Using data from the World Values Survey, Professor Mangahas noted that more than 80% of Singapore’s population perceived themselves to be in very good or good health in 2012, as compared to 51% of the population in the Philippines and 59% in Myanmar. The World Happiness Report also reported Singapore as scoring the highest level of ‘happiness’ among all Southeast Asian countries, and Myanmar the lowest level. Professor Mangahas suggested that the level of happiness that citizens perceive at the present and future is associated more with the level of economic development and governance rather than levels of democratisation.
In the final part of his webinar, Professor Mangahas said the ongoing COVID-19 pandemic has introduced complications to population well-being across much of the world. He noted that Southeast Asia, however, has relatively lower number of infections and fatalities. Professor Mangahas suggested that measuring human suffering, such as the levels of hunger would provide a more comprehensive policy overview and understanding of well-being from a bottom-up perspective. He highlighted the recent work of the Oxford Stringency Index in tracking and comparing worldwide government responses to the pandemic in relation to human suffering. Myanmar ranked highest and Timor-Leste lowest in terms of their stringency policy in the region. In closing, Professor Mangahas emphasised the importance of ongoing monitoring and measurement of human well-being that would contribute towards more impactful and sustainable public policies in Southeast Asia.

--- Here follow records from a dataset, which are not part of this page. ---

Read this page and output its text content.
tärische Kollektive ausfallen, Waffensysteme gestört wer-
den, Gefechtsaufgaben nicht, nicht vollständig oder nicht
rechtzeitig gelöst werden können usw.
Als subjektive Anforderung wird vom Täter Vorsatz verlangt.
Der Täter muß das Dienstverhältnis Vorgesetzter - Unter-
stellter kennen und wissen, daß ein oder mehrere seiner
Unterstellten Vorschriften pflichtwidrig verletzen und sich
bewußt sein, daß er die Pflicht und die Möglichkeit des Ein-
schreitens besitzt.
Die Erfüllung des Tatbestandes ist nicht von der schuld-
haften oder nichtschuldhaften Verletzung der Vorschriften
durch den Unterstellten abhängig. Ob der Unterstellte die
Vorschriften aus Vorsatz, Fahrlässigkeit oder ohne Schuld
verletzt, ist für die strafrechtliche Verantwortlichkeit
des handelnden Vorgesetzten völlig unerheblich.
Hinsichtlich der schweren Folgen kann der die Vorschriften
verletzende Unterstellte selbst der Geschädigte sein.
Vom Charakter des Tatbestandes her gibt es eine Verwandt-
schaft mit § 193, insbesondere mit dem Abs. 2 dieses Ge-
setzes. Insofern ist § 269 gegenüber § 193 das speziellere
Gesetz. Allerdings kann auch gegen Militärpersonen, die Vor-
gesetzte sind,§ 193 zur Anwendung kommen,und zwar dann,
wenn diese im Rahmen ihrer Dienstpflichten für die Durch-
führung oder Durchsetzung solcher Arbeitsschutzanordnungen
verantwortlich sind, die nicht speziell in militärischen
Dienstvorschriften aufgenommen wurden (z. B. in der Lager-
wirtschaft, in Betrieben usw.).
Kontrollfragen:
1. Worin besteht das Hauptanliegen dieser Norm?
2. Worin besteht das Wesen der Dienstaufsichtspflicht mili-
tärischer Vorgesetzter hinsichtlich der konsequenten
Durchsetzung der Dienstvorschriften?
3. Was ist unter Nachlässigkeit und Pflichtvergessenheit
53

The webinar was attended by about 80 participants from both Singapore and abroad. Issues that were discussed during the virtual Q&A session included the importance of independent parties rather than government actors in conducting well-being studies; the links between the country’s levels of democratisation and citizens’ satisfaction with the workings of democracy and levels of happiness; people’s health and economic well-being in times of COVID-19 pandemic; and the potential cultural biases of these reportedly ‘international’ measurements of well-being.